Part of that is the result of being a Highly Sensitive Person. We feel things very deeply. So loyalty, commitment, and connection run into the core of who we are in relationship. We do not walk away from things like that lightly. But, there needs to be a point when that depth must be released: you cannot move a person who has decided to stay where they are. For me, accepting what is takes alot if I believe the person is choosing something that will not serve their highest and best aspirations.
When the things that once were the foundation of the relationship, like honest sharing of feelings and working through them in a self aware conversation, become the very basis for the pain of the relationship then it is time to make peace with where you are. This is likely a sign that what you are creating, what calls you deeply, is no longer in alignment with where you currently are. It is a sign that your creation is manifesting.
When a relationship ends, I believe the grief is not about what was going on in the relationship but about the feeling of loss of what you were creating. We don’t end relationships that are good and that feel in alignment with who we are. So, what you lost was the belief in what you were creating. You have a temporary sense that what your heart desired is no longer true or possible. In fact, it is the opposite. The relationship ended because it was not in alignment with exactly that – the future happiness you were creating.
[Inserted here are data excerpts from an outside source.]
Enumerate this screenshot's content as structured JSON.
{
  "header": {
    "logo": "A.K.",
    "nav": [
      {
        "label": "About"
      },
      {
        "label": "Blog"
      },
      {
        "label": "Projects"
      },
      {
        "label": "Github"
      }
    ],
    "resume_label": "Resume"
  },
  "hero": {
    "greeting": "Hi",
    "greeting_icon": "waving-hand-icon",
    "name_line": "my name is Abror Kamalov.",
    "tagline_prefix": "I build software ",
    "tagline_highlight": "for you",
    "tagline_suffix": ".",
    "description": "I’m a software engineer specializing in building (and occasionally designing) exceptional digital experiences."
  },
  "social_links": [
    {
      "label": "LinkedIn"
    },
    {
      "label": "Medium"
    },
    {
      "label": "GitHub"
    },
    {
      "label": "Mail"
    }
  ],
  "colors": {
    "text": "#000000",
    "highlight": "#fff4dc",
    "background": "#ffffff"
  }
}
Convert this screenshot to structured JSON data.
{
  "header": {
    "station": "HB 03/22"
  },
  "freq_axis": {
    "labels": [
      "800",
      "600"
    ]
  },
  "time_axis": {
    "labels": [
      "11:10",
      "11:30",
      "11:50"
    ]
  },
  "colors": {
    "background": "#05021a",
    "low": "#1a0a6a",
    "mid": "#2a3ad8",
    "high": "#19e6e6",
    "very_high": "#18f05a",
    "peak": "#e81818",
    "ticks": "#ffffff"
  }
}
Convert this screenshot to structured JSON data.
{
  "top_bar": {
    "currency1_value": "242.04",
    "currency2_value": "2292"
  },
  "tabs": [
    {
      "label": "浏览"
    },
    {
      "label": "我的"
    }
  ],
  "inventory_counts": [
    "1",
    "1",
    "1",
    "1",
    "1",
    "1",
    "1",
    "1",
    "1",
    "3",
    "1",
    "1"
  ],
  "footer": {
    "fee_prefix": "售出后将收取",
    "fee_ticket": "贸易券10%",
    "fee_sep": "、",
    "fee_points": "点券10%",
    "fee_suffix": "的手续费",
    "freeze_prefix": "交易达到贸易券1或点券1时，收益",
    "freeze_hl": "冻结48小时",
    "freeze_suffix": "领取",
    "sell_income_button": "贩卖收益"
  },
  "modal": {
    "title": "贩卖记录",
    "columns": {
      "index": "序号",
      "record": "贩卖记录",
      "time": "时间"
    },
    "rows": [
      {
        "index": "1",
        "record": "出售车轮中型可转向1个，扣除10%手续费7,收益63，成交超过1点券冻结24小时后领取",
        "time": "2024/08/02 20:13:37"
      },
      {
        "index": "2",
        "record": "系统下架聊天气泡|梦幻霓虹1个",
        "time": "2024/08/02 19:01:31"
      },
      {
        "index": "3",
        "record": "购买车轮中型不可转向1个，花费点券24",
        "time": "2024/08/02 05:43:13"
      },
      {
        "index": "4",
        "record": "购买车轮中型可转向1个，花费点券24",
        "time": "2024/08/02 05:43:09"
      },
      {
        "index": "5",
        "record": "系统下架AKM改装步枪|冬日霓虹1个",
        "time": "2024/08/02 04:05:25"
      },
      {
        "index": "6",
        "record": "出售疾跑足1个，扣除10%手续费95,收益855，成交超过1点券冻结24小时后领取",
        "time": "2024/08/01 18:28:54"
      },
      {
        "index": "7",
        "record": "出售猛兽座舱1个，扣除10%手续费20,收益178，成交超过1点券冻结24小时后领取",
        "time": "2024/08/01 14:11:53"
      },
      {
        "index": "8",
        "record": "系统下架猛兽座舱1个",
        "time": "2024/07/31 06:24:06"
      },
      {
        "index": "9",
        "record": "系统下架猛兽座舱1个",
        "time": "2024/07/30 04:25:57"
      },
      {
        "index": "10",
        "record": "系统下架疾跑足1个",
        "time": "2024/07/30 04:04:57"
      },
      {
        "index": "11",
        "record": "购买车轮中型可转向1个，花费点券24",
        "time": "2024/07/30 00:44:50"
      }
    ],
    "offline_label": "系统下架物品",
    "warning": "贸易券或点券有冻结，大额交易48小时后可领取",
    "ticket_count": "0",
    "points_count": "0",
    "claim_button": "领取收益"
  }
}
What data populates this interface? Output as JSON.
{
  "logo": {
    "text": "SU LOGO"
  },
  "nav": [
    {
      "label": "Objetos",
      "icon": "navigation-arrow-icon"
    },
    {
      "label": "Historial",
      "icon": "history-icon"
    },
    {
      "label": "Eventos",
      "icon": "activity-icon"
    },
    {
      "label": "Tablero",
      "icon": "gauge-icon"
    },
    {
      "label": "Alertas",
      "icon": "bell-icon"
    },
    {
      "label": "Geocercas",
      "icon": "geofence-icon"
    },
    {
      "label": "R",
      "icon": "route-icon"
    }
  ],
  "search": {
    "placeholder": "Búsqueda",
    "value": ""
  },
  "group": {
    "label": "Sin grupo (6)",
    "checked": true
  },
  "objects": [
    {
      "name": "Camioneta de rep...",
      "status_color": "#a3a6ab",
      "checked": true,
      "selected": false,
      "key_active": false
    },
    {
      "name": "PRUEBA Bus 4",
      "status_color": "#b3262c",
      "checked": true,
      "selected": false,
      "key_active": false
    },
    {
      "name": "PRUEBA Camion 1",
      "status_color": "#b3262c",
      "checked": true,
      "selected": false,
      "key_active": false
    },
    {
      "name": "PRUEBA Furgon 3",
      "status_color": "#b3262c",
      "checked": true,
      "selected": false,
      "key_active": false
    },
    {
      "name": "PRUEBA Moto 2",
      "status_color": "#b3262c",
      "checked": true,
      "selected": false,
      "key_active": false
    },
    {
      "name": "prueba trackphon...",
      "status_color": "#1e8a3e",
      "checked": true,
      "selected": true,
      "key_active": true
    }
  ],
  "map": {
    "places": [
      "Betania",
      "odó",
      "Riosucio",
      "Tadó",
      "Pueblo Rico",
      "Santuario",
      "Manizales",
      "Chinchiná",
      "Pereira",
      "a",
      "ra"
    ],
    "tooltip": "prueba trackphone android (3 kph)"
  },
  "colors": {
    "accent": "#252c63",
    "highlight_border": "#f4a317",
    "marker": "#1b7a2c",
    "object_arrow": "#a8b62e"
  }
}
I would love to be angry over the ended relationship, because there is a satisfaction in anger. But how can I be angry with a soul who was doing his best to live in alignment with his consciousness? I cannot. The ending was necessary for his fulfillment too. If anything, I feel relief. I would have kept trying because if he was trying then I believed we were making progress. I believed it was just a matter of finding the right form of relationship. But, as I reflect, the relationship form was irrelevant. It was the playing out of patterns of separation in relationship that were the blocks. That is healing, and if both people are not ready to look closely at what is being reflected to them by the relationship, own it and change it, then all the options are played out. The work is complete.
I learned something so important that shifted everything for me. In the keeping and trying, one can build the analogy of being a cherished guitar. You might buy an electric guitar and own an acoustic guitar. You still love your acoustic guitar. You will take it out and play it even though you have an electric one. The value of the acoustic isn’t made less by having a new guitar. You will grow from having both of them. You might even appreciate new things about the acoustic because of contrasting it against the electric.
But here is the thing: I’m not the acoustic guitar. I’m the music. The music has to flow and move. It has to be created and recreated. It has to be expressed. It has to become more complex then simple then expand all over again. If you cannot connect with the music, then there is no connection at all. You have moved out of the space of co-creation into a solidified space of individual experience. There is nothing wrong with that. It just isn’t the experience I want.
I am relieved, as I said. I loved the person and soul with whom I was in relationship. But by becoming stuck, I was not growing. And with every new attempt to try to connect, I was just becoming more angry and unhappy. I was acting mean and angry; I was impatient and irritated by every interaction. I loved him but no longer liked him. I was trapped by my own values and not getting what I needed in return. And now I am freed from that value. I can make peace with where I am, and know it is a sign that my deepest desires are being manifested. It is Law of Attraction that anything out of alignment with the new vibration you are manifesting must leave your circle as it cannot be sustained or exist in the new space.
Ending the relationship was the final and most loving gift possible. Thank you, thank you, thank you.